I loved doing it. It catered to my obsession for tracking down every last quirky detail. Of course, that species of historical hoarding then presents its own narrative challenges. What you have to discern is the telling detail from the raft of details. I also relished the challenge of trying to make historical arguments within and through her story. Biography is not a genre known for packing an analytic punch, but I hope this one does.

Why have Americans largely forgotten about Craddock, when some of her contemporaries–including Emma Goldman and Margaret Sanger–live on as historical figures?

Goldman and Sanger are major figures; Craddock was kept on the margins through her idiosyncrasies.

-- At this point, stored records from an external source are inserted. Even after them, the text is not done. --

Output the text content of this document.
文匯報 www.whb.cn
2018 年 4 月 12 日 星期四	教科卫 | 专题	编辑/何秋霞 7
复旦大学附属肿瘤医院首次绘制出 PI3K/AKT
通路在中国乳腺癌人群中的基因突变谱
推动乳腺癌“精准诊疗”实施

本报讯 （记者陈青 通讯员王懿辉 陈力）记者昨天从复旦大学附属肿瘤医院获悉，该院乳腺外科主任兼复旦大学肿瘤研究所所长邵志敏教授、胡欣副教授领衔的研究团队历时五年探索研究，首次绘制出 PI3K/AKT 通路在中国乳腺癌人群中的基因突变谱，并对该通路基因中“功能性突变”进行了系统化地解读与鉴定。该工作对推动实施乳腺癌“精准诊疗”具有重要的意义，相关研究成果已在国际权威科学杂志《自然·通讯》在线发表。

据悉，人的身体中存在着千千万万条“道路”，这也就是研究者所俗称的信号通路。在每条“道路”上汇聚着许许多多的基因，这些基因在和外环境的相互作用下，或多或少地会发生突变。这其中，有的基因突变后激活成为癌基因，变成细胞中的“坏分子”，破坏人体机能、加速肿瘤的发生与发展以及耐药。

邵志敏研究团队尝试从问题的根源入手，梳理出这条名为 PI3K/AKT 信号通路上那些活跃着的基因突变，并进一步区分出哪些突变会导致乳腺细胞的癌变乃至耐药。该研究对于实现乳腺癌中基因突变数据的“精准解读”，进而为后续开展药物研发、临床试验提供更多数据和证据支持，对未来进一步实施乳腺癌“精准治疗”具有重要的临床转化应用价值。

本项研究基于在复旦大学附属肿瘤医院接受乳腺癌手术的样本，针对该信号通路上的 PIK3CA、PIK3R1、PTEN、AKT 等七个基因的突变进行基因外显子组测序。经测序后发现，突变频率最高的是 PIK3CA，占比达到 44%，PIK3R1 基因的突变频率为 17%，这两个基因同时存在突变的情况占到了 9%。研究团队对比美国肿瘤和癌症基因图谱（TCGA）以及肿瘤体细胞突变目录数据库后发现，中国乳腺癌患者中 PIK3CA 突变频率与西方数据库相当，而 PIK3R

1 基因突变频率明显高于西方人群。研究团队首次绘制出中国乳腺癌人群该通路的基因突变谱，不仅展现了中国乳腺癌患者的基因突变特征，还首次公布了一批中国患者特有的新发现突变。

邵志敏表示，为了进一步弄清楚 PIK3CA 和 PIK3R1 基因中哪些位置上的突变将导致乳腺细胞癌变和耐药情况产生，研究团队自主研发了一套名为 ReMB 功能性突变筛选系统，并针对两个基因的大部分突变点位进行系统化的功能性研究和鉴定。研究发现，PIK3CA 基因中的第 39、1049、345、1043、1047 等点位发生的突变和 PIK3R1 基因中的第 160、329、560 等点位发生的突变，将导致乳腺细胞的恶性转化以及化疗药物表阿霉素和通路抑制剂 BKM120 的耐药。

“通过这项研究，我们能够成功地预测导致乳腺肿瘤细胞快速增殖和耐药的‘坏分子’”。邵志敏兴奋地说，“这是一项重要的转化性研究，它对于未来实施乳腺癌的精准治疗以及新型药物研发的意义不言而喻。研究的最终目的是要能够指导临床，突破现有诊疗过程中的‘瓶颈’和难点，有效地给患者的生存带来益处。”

Many of her contemporaries, including her own mother, thought her spiritualist notions qualified her as an insane person. (After all, she claimed that a long-departed suitor had come back to her as an angelic husband in the dreamland of her spiritual life.) In the nineteenth century, religious innovators were often the conduit of sexual revolutions of one kind or another. In the twentieth century, the religious elements of sex radicalism were often put aside in favor of more secular, scientific, and consumerist idioms for thinking about sexual expression. Craddock and company often got cast as disreputable cranks that had little to contribute to the cause in its modern guise. That Craddock did not fit well with the latter-day sexual revolution did not stop Playboy magazine from highlighting her as an inaugurator of the “Century of Sex.” Mostly, she has been forgotten–until now–and shady memories of her, like Playboy’s, have hardly done justice to her colorful and oddly consequential life.